Custom functions are completely fine. Decode primitives are not required by FieldCodec, and Decurl does not force this style on developers. You can write any parsing logic directly in decode; when the data structure is complex or the parsing steps carry clear business semantics, writing your own function is often better.

Decode primitives are only an option. They mainly serve common and simple URL search params scenarios, such as pagination, sorting, filters, toggle states, and resource ids. They behave more like a small descriptive language: use small functions with clear boundaries to write down "how this URL string enters the business layer".

pipe(trim, shape.integer, toNumber, min(1))

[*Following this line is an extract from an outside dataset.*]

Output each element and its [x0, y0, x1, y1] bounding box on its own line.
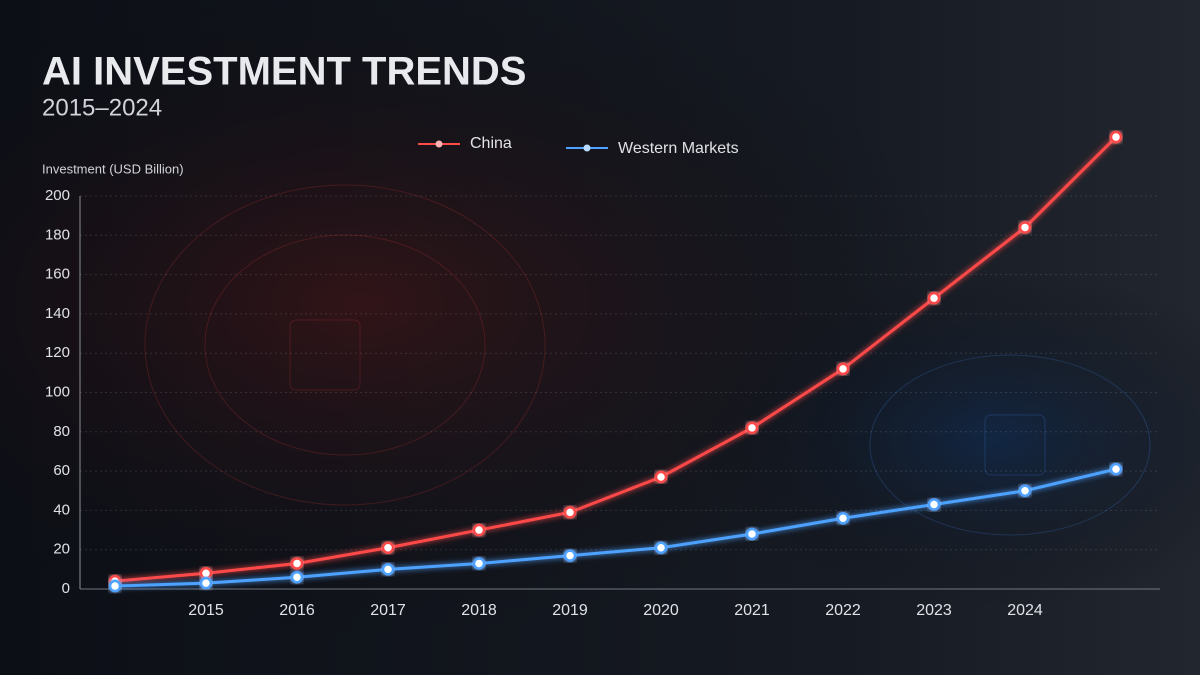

This code is shorter than a hand-written function, but each step is still visible. It does not secretly trim, does not secretly accept loose numeric formats, and does not hide fallback or default strategies inside a parser.

If you are familiar with functional programming, decode primitives are loosely comparable to Optional / Maybe-style monadic composition: each step receives one value and produces the next value; null / undefined are treated as "invalid value", and later steps stop. The point is not to introduce complex concepts, but to keep small parsing pieces predictable and composable.

This is why the design is close to RxJS operators or small lodash functions: each function is small and explicit, and composition improves readability. Decurl will still keep the number of primitives under control instead of growing into a huge utility library. Human developers struggle to remember that many helpers. But as AI coding becomes more common, small APIs with clear names and stable boundaries are easier for agents to scan and use, and easier for developers to review.